Outsourcing Responsibility

It’s Sunday morning here in America. In Seattle at 8:30 A.M. people are out getting coffee. Some look like they are dressed to go to some sort of religious ceremony while most are just dressed. Lots of work-out clothes—not that they are actually going to work out but these are easy clothes to slip into in the morning. The farthest thing from most people’s minds is the war in Iraq. This is definitely a lower case kind of war—the only kind we have known since World War II here in the U.S.A.

I rarely overhear strangers talking about the war when I’m out. The war is something people see on the TV or a newspaper headline at best. The war in Iraq doesn’t directly affect most of us. It is a testament to the wealth and power of this nation that we are able to wage a war half-way around the world so casually. We haven’t been asked to make a single sacrifice so that the world may have a free Iraq, or to eliminate the WMD, or whatever reason we are there killing people.

If you are solidly middle class you don’t have to worry about your child serving in the military. Our “all volunteer” army is an army of economic conscripts pressed into service by a faltering economy. Getting your ass shot off in Iraq is more often than not what some soldiers are forced to endure if they want to better themselves by going to college. The fierce fighting and increasingly heavy losses in Iraq are enough to convince a lot of potential recruits that a long life of crappy jobs at home in the safety of America is preferable.

This same lower and powerless tier of our society is the first one to bear the brunt of an investigation into a complete lack of leadership in the Abu Garib prison scandal: Outsource the fighting and the blame—how tidy. The first person to go on trial and to be sentenced for the abuse at the prison should have been the brigadier general in charge. She claimed she wasn’t allowed into that part of the facility. My response to that would have been, “What the fuck are you talking about? You are a brigadier general in charge of this prison. No one can tell you where to go or not to go. Guilty.” After this I would go after the CIA and civilian contractor interrogators (I’m really sick of hearing about civilian contractors having anything to do with operations). After all these people are found guilty then I might start worrying about the grunts in the pictures.

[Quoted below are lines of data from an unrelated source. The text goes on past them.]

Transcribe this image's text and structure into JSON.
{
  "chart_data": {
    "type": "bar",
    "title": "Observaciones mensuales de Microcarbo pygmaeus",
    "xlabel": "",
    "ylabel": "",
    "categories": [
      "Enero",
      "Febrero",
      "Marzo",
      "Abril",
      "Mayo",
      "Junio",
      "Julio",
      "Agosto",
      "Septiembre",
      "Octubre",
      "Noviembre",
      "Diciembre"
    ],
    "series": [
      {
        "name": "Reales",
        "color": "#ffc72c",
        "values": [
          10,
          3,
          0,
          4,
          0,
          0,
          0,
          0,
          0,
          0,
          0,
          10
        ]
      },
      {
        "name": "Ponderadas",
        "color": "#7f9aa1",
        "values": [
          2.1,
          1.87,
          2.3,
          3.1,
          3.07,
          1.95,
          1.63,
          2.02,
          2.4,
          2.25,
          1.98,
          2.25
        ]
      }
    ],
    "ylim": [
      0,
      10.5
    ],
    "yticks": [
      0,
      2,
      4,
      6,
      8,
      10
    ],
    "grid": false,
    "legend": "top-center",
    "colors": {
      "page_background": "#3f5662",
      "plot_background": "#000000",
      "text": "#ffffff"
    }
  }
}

This war is very, very real for a lot of people—even some very unlucky Americans. We need to decide whether or not we are a nation that stands for human rights and decency or not—black and white. This doesn’t seem like a gray area to me. Leadership starts at the very top.

If you think that a bunch of Army E-4’s could run a prison like some S&M whorehouse from hell--all on their own--you don’t know how the military works. If you learn nothing else in the military you learn how to follow orders. The military isn’t famous for teaching people to improvise or think on their feet.

The idea that Iraqi prisoners are less than human started with our president saying that our opponents have no souls. Next we have a Secretary of Defense who thinks that torture is an acceptable form of interrogation if the suspects are terrorists. By the time this shit rolls down hill--as they say in the military—to the enlisted ranks you have a recipe for disaster. That disaster has already been cooked and served to the world, a world we have tried to convince that we are on the side of freedom, human rights, and human dignity.